State oversight of healthcare transactions is continuing to undergo a significant transformation. As tracked in our updated Healthcare Merger Matrix, the number of states implementing or considering expanding antitrust laws targeting proposed deals continues to rise. For instance, Washington and Colorado's premerger notification laws went into effect on July 27 and August 6, 2025, respectively, and Indiana recently modified its existing transaction notice law to exempt certain practitioner-owned practices. Additionally, New Mexico enacted a permanent version of its temporary transaction notification law with enhanced oversight and enforcement.
Importantly, new and pending laws are not limited to transactions involving traditional healthcare entities. As described below, states are actively trying to expand their reach to include private equity, hedge funds, management services organizations ("MSOs"), and for-profit entities.
Pennsylvania Aims to Limit the Impact of Private Equity on Healthcare
Pennsylvania is considering legislation to limit the impact of private equity on healthcare. The proposed legislation would authorize the Pennsylvania Attorney General to review mergers and acquisitions of healthcare entities involving private equity companies and other for-profit entities and block the transactions if they are "against the public interest." If passed, prior to entering into a covered transaction, a healthcare entity would be required to file a notification with the Attorney General and obtain a written determination from the Attorney General that the transaction is not against the public interest or observe a 60-day waiting period, which may be extended. Transactions are considered to be against the public interest if they result in (1) a significant reduction in competition, quality of care, or access to care; (2) a significant increase in healthcare costs; (3) an unfair method of competition or deceptive act or practice in or affecting healthcare commerce; or (4) healthcare leaseback agreements. Transactions against the public interest would be prohibited unless the Attorney General determines "there is no feasible alternative to prevent a health care entity's closure or a greater loss of health care services in the absence of the covered transaction." See H.B. 1460.
California Considering Expanding its OHCA Notice and Review Regime
California is considering amendments to existing law to expand the transaction review process administered by the California Office of Health Care Affordability ("OHCA") to include additional entities subject to the law. While the current law applies to certain provider and payor entities, the proposed legislation would now require private equity companies; hedge funds; MSOs; new business entities created for the purpose of contracting with healthcare entities; and entities that own, operate, or control a provider, to submit notice of material change transactions and await OHCA's clearance for applicable transactions. The legislation was passed by the State Assembly in May, and is close to a final vote by the State Senate. See A.B. 1415.
Illinois Mini-HSR Amendment Targets PE/Hedge Funds
Proposed legislation would amend Illinois's existing healthcare transaction notification law to require private equity and hedge funds to obtain Attorney General consent for financing of covered healthcare transactions. As proposed, the legislation does not specify the timeframe within which the Attorney General's consent must be given or criteria to which consent would be issued or denied. See S.B. 1998.
Massachusetts Seeks to Strengthen Transaction Oversight
Massachusetts is considering a number of proposed bills to further expand its current healthcare transaction review process. These efforts follow the adoption earlier this year of H.B. 5159 which expanded the filing and reporting requirements for private equity groups, real estate investment trusts, and MSOs investing in Massachusetts healthcare providers.

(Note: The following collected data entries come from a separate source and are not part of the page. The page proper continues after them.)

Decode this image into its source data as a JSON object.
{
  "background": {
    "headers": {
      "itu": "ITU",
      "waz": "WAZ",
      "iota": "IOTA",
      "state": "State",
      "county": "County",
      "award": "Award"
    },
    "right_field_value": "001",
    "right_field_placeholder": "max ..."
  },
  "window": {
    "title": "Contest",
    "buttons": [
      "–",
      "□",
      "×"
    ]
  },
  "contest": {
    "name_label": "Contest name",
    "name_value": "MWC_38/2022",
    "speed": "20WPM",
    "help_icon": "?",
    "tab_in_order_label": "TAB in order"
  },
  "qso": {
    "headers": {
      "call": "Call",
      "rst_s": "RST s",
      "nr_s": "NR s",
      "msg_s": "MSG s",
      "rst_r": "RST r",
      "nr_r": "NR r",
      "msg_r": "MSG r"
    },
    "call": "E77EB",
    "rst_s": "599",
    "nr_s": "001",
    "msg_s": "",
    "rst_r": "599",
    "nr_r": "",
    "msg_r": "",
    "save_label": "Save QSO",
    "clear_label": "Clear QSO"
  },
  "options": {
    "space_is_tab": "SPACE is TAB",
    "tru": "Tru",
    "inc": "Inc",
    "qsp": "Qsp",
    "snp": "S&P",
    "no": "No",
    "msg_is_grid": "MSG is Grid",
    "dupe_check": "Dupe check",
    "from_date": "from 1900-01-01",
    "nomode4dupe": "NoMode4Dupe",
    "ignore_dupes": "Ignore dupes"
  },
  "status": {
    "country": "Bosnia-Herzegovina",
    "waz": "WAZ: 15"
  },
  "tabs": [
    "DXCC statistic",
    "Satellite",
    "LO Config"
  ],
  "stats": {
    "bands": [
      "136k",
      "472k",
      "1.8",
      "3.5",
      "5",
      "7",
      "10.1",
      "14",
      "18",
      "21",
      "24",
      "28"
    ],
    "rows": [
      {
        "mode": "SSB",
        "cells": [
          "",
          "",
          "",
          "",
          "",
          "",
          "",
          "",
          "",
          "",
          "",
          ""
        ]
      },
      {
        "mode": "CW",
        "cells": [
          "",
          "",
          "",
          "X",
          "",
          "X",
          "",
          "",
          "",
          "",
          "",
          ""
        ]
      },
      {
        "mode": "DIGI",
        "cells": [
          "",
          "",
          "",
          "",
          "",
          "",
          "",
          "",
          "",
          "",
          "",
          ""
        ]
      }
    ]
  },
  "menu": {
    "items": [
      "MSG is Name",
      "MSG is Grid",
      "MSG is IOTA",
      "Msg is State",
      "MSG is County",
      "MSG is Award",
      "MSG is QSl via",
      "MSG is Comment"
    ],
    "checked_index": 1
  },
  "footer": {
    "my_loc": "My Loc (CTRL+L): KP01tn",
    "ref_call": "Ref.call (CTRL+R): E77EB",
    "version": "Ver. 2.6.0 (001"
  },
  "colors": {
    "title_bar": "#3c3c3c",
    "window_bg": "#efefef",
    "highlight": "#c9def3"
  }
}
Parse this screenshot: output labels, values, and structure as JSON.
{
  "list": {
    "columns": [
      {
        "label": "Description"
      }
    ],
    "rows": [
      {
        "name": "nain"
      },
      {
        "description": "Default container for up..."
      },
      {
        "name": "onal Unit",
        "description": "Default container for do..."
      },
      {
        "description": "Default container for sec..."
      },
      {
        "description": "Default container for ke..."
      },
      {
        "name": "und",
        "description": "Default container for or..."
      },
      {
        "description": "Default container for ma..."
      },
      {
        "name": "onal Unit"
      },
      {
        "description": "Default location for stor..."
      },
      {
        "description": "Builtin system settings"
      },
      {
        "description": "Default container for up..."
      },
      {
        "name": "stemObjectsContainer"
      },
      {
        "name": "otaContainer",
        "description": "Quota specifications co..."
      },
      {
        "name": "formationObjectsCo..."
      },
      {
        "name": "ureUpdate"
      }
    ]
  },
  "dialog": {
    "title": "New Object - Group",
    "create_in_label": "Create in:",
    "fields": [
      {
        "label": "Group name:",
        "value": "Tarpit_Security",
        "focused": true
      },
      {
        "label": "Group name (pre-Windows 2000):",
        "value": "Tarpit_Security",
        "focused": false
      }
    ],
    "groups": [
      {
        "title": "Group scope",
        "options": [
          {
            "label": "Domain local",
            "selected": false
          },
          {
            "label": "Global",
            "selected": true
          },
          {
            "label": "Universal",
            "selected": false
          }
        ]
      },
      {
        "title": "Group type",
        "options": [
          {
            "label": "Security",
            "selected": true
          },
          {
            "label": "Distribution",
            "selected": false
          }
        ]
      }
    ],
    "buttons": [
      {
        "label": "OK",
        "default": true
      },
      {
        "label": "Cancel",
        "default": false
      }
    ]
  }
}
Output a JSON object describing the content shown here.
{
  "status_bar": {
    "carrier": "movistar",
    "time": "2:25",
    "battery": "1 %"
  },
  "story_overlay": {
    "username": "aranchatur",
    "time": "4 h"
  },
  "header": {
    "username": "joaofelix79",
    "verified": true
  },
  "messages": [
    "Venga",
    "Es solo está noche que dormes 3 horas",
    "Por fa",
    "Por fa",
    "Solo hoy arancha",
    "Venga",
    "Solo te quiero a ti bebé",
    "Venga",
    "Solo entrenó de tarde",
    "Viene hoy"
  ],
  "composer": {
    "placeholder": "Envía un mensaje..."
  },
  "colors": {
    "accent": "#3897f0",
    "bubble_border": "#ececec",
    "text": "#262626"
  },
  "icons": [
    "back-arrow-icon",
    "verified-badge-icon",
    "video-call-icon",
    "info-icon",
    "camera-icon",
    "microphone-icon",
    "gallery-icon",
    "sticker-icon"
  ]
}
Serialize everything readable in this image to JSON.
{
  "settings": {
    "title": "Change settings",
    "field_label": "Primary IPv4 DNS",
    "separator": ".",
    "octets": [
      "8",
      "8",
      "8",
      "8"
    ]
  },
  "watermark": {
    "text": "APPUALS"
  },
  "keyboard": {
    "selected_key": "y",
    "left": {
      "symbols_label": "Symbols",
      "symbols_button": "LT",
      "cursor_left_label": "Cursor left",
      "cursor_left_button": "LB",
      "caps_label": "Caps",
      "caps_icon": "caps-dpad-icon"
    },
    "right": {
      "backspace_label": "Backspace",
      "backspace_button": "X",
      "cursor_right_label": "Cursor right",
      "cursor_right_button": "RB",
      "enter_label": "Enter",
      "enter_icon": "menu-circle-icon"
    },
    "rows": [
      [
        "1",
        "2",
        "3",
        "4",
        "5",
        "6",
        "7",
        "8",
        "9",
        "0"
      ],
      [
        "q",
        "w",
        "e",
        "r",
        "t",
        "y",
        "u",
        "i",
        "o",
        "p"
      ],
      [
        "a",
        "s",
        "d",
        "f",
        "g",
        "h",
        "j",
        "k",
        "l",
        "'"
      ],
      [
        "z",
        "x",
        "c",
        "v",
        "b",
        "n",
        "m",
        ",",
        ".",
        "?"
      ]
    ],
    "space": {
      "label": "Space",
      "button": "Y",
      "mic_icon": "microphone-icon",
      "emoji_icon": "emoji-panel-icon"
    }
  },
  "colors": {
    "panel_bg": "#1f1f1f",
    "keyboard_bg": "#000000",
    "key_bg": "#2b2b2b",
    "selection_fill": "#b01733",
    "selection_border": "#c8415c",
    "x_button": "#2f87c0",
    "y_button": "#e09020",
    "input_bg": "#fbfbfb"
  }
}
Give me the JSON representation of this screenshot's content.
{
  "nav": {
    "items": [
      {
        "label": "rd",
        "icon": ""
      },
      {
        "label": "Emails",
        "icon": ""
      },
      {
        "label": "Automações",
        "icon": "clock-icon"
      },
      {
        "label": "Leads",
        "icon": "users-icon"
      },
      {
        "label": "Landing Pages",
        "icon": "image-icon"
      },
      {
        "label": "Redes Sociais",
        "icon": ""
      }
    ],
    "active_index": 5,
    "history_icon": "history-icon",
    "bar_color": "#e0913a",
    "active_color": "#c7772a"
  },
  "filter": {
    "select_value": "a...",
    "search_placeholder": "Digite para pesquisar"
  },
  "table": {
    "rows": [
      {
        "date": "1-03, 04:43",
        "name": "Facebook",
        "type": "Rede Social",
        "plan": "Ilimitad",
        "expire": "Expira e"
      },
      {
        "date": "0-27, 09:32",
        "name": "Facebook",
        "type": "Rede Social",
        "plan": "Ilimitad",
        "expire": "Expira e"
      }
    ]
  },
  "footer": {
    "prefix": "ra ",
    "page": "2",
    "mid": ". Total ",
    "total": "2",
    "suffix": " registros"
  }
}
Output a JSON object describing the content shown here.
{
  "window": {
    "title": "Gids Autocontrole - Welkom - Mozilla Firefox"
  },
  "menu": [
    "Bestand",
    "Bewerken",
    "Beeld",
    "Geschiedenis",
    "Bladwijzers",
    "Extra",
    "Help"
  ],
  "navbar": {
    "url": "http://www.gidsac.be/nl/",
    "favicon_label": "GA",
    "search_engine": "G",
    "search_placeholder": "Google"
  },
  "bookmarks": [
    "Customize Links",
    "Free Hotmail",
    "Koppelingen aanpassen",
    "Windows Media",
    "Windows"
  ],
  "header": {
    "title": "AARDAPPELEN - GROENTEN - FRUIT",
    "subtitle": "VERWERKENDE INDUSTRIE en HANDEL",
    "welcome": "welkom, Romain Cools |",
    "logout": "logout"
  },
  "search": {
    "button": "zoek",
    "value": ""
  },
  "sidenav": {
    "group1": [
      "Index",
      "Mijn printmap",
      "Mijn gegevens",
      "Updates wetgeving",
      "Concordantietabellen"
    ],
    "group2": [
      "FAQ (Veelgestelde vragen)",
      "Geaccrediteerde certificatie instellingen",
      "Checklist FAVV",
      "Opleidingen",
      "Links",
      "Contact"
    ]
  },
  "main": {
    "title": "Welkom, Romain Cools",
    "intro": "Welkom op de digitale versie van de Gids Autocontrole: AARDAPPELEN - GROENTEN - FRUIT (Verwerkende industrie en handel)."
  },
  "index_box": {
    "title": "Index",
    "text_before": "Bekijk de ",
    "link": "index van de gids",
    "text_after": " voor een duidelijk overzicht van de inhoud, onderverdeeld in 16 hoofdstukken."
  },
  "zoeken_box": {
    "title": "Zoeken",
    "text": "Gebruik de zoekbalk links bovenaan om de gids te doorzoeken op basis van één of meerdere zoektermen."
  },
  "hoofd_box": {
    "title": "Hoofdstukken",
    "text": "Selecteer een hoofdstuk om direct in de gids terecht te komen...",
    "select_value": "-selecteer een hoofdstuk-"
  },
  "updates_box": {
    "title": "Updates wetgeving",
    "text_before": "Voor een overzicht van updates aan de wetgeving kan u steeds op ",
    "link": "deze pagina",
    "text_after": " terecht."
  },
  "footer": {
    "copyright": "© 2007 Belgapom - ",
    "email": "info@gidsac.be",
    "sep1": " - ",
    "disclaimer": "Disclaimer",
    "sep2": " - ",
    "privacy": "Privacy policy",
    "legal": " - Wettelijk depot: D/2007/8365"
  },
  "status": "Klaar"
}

Proposed legislation S.D. 1910 primarily focuses on private equity groups, MSOs and for-profit entities. If passed, the bill would expand the definition of "provider organization" under Massachusetts' current healthcare transaction review process to include MSOs and providers that are owned or controlled by for-profit entities, including significant equity investors and any other organizations that contract with carriers, third-party administrators or public payers for payment for healthcare services. The bill would also require private equity groups acquiring ownership or control of a provider or provider organization to deposit a bond with the Department of Public Health upon submission of a notice of material change. Additionally, the bill would authorize the Health Policy Commission to recommend modifications to proposed transactions to mitigate any significant negative impacts on healthcare costs, quality, or breadth of services and refer its final Cost and Market Impact Review report to the state Attorney General, with a presumption of unfair trade practices under state consumer protection laws. See S.D. 1910.
Proposed legislation H.D. 3147 would expand Massachusetts' current healthcare transaction review process to include applications for a new freestanding ambulatory surgery center license or a clinic license, or a new satellite facility under an existing license. The bill would also add additional factors the Health Policy Commission ("HPC") could consider as part of its Cost and Market Impact Review ("CMIR") and authorize the HPC to deny certain proposed material change transactions subject to a CMIR. If the HPC approves a proposed material change upon completion of a CMIR, the HPC would refer the report to the Attorney General to make an independent determination as to whether the transaction satisfies state and federal antitrust law. Finally, the bill would permit the HPC to review material change transactions after they are completed. If the HPC finds that an approved material change has failed to produce the stated benefits in its notice, the HPC may subject the entity to a new CMIR, require the entity to complete a corrective action plan, or prohibit the entity from making any additional material changes to its operating or governance structure for one year following the reevaluation and approval by the commission. See H.D. 3147.